The president’s admission came during a meeting with South African President Cyril Ramaphosa in the Oval Office Friday while he was rehashing a story he has told multiple times. Biden reiterated that he was not arrested by authorities when he tried to visit former South African President Nelson Mandela in the 1970s. He told voters on at least three occasions during the 2020 campaign that he was arrested in South Africa.
“One of the great moments of my career was when — the first time Nelson Mandela came to the United States [in 1990]. And we were in — I was a senator at the time, and we met in the Senate Foreign Relations executive committee room,” Biden told Ramaphosa, according to the New York Post.
“And I said once — I said I got arrested.
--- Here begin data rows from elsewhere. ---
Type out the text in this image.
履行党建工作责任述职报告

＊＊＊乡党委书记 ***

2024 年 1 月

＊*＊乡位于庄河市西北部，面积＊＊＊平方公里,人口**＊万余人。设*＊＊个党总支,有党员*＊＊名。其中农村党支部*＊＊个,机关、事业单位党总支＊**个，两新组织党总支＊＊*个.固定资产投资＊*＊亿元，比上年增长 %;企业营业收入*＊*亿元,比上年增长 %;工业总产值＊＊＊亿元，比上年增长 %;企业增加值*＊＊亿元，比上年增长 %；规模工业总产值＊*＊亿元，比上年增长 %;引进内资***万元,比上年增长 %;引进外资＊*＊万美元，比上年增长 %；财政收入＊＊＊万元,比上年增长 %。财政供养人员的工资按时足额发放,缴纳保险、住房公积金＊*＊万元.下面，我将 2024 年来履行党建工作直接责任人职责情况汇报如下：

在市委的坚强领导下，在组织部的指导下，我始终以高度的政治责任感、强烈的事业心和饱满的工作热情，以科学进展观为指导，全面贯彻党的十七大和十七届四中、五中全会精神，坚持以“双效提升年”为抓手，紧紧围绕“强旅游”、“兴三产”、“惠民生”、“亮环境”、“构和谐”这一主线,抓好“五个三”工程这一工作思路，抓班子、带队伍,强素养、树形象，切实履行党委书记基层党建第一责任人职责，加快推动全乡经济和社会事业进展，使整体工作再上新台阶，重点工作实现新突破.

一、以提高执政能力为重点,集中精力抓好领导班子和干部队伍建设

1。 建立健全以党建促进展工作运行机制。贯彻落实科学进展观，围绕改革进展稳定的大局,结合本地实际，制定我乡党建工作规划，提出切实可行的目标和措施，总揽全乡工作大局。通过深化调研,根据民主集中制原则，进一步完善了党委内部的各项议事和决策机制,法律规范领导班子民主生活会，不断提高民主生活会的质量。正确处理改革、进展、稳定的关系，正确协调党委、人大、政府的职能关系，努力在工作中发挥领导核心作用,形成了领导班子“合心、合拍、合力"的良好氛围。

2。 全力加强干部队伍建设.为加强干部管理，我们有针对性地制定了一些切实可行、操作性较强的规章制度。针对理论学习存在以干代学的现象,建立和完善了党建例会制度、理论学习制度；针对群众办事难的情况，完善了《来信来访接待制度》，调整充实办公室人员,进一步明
I wasn’t arrested, I got stopped, prevented from moving. But he was extremely gracious,” Biden admitted.
The president’s admittedly false claim was picked apart by The New York Times, who wrote in February of 2020 that Biden had told the story about his fictional arrest three times in two weeks.
“This day, 30 years ago, Nelson Mandela walked out of prison and entered into discussions about apartheid,” Biden said at a South Carolina campaign event, the Times reported. “I had the great honor of meeting him. I had the great honor of being arrested with our U.N. ambassador on the streets of Soweto trying to get to see him on Robbens Island.”
The president also claimed that Mandela personally thanked him for being arrested. “After he [Mandela] got free and became president, he came to Washington and came to my office. He threw his arms around me and said, ‘I want to say thank you.’ I said, ‘What are you thanking me for, Mr. President?’ He said: ‘You tried to see me. You got arrested trying to see me.’” Biden said.
The New York Times asked Andrew Young, the former U.S. ambassador to the U.N. who traveled with then-Sen. Biden to South Africa, if Biden’s story sounded legit. “No, I was never arrested and I don’t think he was, either,” Young told the Times.
Biden’s claim was also fact-checked by The Washington Post, who gave him four Pinocchios for his “ridiculous” story.
Shortly after Biden’s fib, his campaign cleaned up and admitted that he was not arrested in South Africa, but was rather “separated” from members of the Congressional Black Caucus. Biden then personally addressed his story in late February of 2020 and set the record straight.